Parametric curve support
The really big news for the architecture, engineering and construction community (AEC) who use CAD and BIM applications is that Oracle 12c is expected to support NURBS (non-uniform rational basis spline) a type of parametric curve widely used in the design space. According the Siva Ravada the support will be very general and will be able to handle different ways of representing NURBS. Up to now the only parametric curve supported by Oracle was circular arcs.
To me it looks like Oracle is taking a major step toward being able to store natively and manipulate (in some cases by stroking) the parametrized curves used by CAD and BIM applications. There is a lot of CAD and BIM data out there and being able to store it and manipulate it in Oracle Spatial and Graph is going to be a game changer.

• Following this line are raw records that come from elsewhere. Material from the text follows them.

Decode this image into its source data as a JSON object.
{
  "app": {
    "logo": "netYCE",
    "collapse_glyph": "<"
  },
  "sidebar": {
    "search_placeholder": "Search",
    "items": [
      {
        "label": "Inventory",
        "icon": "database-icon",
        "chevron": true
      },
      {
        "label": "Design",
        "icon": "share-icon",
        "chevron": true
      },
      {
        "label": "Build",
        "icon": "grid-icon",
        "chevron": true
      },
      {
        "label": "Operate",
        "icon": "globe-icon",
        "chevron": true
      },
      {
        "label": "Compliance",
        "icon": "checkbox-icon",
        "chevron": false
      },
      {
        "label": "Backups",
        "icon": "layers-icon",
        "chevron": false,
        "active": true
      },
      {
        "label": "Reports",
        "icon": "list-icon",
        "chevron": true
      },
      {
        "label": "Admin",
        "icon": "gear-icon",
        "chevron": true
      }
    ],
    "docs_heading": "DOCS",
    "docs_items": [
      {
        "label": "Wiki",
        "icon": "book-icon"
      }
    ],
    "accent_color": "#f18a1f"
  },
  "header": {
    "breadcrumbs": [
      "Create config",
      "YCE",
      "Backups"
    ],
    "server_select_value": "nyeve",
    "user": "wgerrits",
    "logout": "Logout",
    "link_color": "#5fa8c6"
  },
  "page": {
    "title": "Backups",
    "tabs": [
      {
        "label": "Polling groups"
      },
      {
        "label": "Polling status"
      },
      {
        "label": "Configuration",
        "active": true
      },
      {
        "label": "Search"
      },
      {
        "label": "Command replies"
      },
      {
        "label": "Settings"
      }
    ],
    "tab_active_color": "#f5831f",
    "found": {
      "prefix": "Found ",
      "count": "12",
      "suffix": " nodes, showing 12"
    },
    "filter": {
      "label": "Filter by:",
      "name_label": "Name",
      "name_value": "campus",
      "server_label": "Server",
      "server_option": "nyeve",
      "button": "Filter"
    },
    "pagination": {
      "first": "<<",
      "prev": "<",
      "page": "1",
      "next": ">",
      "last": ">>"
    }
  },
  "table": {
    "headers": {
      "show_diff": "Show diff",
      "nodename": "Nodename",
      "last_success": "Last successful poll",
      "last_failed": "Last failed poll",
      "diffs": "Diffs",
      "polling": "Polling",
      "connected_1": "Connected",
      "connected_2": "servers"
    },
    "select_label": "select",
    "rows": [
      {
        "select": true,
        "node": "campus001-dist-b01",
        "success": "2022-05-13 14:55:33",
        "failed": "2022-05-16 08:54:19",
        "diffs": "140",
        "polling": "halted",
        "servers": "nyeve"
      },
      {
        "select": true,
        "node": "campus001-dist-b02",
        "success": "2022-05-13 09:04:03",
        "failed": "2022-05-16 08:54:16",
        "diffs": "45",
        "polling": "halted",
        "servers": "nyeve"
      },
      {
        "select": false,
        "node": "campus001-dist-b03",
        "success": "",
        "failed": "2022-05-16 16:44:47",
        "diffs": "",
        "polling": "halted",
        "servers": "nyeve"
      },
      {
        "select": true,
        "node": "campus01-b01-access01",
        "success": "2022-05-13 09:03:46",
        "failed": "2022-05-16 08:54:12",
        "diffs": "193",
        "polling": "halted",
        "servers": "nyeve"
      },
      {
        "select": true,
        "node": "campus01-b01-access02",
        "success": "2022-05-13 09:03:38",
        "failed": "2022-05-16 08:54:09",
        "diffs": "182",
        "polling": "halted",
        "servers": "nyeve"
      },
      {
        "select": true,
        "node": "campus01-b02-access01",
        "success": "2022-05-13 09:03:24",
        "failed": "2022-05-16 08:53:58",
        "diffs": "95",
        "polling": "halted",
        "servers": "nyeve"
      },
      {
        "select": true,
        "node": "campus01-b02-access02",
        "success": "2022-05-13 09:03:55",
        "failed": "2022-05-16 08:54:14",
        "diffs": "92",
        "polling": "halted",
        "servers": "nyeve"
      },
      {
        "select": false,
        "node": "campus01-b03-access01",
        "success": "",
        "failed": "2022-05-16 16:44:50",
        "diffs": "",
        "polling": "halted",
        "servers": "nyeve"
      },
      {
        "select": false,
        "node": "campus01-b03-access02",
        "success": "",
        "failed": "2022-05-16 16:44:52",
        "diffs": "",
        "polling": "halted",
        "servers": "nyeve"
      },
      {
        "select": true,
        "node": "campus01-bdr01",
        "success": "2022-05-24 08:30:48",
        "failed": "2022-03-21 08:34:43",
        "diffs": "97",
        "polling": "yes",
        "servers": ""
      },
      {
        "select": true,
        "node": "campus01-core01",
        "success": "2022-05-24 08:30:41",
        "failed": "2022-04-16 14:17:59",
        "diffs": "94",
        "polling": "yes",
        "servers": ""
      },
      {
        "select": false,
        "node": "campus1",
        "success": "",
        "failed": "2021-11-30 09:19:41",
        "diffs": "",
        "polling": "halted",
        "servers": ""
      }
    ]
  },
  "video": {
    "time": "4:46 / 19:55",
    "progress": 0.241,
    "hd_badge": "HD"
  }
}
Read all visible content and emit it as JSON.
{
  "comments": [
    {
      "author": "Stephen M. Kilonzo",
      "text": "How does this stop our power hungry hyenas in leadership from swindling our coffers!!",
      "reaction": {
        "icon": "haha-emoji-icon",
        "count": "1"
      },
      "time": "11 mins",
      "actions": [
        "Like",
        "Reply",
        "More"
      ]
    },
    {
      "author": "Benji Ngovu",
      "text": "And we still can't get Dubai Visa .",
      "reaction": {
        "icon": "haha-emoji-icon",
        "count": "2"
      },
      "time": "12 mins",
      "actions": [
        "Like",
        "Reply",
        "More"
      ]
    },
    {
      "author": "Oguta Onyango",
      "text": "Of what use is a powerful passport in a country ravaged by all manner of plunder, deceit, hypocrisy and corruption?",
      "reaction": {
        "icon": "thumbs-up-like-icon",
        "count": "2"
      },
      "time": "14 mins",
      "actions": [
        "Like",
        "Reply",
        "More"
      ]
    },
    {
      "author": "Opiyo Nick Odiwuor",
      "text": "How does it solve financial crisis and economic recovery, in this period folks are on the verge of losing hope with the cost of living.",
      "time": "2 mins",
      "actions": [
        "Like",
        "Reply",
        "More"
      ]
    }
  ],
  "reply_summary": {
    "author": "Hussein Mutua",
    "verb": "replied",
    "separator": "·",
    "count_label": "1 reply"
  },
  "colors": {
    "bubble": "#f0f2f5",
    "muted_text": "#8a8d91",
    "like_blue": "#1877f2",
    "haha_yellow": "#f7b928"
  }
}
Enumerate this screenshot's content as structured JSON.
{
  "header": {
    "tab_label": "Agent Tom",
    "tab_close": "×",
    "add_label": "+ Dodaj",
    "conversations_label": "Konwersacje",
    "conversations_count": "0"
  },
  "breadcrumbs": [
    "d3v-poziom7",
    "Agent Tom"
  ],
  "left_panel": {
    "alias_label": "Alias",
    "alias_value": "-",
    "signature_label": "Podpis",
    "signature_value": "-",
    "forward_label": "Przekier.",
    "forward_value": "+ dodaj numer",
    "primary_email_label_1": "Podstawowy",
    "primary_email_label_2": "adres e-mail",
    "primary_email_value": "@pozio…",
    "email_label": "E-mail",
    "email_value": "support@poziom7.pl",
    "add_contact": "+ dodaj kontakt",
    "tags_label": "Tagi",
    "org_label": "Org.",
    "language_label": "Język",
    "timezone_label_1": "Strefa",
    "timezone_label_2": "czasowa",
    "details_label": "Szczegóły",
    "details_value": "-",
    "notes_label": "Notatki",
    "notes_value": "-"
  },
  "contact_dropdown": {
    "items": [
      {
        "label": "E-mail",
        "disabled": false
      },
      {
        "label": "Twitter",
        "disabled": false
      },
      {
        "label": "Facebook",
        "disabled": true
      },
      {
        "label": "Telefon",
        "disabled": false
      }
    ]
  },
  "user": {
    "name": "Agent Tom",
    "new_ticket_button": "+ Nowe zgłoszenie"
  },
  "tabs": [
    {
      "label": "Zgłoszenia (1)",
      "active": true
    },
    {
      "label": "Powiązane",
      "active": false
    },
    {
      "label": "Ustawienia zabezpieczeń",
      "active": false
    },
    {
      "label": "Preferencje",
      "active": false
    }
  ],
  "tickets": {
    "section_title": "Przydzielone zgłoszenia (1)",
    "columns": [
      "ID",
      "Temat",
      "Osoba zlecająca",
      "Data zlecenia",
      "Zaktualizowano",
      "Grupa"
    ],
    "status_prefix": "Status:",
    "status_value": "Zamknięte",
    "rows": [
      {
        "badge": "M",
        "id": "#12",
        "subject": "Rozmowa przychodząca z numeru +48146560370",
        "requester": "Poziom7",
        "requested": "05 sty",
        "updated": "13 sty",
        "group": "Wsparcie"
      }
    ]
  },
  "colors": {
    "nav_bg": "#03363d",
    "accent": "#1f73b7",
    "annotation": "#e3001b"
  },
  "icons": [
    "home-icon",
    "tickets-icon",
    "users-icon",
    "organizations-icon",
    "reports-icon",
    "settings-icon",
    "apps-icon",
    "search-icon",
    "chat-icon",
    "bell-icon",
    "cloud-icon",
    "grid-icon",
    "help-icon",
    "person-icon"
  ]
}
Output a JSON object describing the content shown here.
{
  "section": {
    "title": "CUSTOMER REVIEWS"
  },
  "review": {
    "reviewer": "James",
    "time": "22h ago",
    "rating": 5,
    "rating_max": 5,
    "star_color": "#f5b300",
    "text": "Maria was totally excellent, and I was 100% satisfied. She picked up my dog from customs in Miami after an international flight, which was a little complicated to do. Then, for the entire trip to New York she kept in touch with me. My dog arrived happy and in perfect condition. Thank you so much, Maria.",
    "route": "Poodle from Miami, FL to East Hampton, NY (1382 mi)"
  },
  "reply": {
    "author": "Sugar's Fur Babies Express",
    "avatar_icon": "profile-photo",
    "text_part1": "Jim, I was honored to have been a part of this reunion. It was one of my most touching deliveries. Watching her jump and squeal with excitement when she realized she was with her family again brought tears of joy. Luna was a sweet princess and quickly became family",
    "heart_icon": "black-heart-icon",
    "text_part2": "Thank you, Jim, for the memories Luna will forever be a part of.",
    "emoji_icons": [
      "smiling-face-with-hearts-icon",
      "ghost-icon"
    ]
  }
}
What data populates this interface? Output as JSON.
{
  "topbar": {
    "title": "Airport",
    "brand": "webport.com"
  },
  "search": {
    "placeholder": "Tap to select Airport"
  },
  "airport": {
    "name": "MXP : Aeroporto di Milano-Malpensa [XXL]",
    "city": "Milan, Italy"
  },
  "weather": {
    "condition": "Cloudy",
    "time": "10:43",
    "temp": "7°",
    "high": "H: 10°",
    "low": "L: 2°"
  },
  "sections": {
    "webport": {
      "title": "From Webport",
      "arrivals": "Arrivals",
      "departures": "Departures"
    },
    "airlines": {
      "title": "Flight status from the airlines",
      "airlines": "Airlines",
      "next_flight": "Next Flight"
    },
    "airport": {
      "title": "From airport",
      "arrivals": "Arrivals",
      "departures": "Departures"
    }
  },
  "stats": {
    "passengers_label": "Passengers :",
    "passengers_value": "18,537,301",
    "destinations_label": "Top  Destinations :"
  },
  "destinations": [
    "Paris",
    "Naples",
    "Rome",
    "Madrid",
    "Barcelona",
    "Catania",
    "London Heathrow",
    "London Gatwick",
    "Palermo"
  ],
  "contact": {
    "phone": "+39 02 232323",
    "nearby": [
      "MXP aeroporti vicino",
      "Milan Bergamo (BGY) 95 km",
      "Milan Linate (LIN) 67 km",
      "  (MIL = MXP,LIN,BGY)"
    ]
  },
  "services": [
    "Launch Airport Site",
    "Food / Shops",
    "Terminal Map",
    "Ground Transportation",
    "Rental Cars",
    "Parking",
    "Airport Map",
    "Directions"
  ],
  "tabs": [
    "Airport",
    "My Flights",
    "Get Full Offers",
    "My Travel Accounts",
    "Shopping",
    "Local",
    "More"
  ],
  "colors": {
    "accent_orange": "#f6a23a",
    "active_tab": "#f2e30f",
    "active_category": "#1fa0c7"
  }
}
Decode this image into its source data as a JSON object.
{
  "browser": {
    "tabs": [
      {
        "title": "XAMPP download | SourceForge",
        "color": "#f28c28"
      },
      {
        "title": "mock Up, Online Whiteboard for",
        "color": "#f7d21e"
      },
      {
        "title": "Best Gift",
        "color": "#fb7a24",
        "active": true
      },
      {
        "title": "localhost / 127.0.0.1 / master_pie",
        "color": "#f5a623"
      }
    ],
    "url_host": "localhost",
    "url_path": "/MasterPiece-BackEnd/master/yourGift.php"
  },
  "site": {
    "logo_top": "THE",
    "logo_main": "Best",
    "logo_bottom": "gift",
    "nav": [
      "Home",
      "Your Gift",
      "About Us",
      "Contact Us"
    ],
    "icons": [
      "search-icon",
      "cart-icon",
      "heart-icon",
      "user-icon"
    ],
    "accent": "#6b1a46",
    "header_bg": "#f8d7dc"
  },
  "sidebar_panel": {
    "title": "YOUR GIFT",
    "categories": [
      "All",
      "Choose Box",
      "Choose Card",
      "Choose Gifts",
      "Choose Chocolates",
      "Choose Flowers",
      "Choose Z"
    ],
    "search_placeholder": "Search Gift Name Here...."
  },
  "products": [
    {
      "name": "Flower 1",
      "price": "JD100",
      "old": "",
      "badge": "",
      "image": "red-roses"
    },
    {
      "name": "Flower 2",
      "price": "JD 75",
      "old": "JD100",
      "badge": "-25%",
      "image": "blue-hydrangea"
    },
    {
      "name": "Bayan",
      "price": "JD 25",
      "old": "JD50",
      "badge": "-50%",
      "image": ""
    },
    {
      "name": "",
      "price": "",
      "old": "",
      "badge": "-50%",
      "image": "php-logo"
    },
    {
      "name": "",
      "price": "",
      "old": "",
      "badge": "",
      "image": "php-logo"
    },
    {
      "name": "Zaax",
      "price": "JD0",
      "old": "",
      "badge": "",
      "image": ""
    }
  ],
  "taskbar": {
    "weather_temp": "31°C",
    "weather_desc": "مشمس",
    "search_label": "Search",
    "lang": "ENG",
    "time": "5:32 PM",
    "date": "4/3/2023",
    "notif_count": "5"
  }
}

Oracle is providing support for orthorectification embedded directly in the database. This will have important implications for the industry. Up to now, you had to pull the image out of where ever it was stored, transfer it over the network to someone's application often from an image processing company to orthorectify it, and then transfer it back to store the image or stream it to the end user. With 12c you will be able to orthorectify images in the database. This is in line with Oracle's objective of bringing processing to the data, rather than the data to processing.
Oracle 12c will also have support for raster algebra, again in the database. For example, you will be able to average in the database12 months of national temperature data stored in monthly raster files.
GDAL and PDAL support
Oracle supports the open source GDAL raster libraries, the industry standard developed by Frank Warmerdam (now with Google) and used by just about everyone for accessing raster images including ESRI. PDAL is a similar type of open source library for point clouds developed by Howard Butler and Michael Gerlek.
Oracle supports three types of 3D data. 3D vectors, point clouds and terrain (surfaces). Oracle 12c will provide full support for 3D geodetic data, lon lat and elevation in meters or feet.
Oracle has developed a new engine for handling massive point clouds. Dan Geringer showed impressive results for a 2.8 billion point point cloud (286 gigabyte file).
Processing vector geospatial data is reported to be 50 to 100 times faster in 12c than in 11g.
operations have been parallelized which can dramatically reduce the time it takes for these operations.
Since acquiring Sun, Oracle has become a hardware and software company and is offering integrated hardware and software solutions that offer extremely good performance characteristics. For example, processing LiDAR data benefits from hardware acceleration on engineered machines such as Exadata boxes.
Oracle is planning to bundle vector data from Nokia (Navteq), TomTom and others.
Oracle Spatial and Graph
The name of the product is changing to Oracle Spatial and Graph partly because it has had graph capabilities (network and RDF semantic) already for several years. But probably more importantly because the demand for graph capabilities is accelerating, especially RDF semantic graphs for linked data, text mining, and for social media analytics, according to Xavier Lopez. Even Oracle's NOSQL database (aka BerkeleyDB) is apparently getting graph capabilities.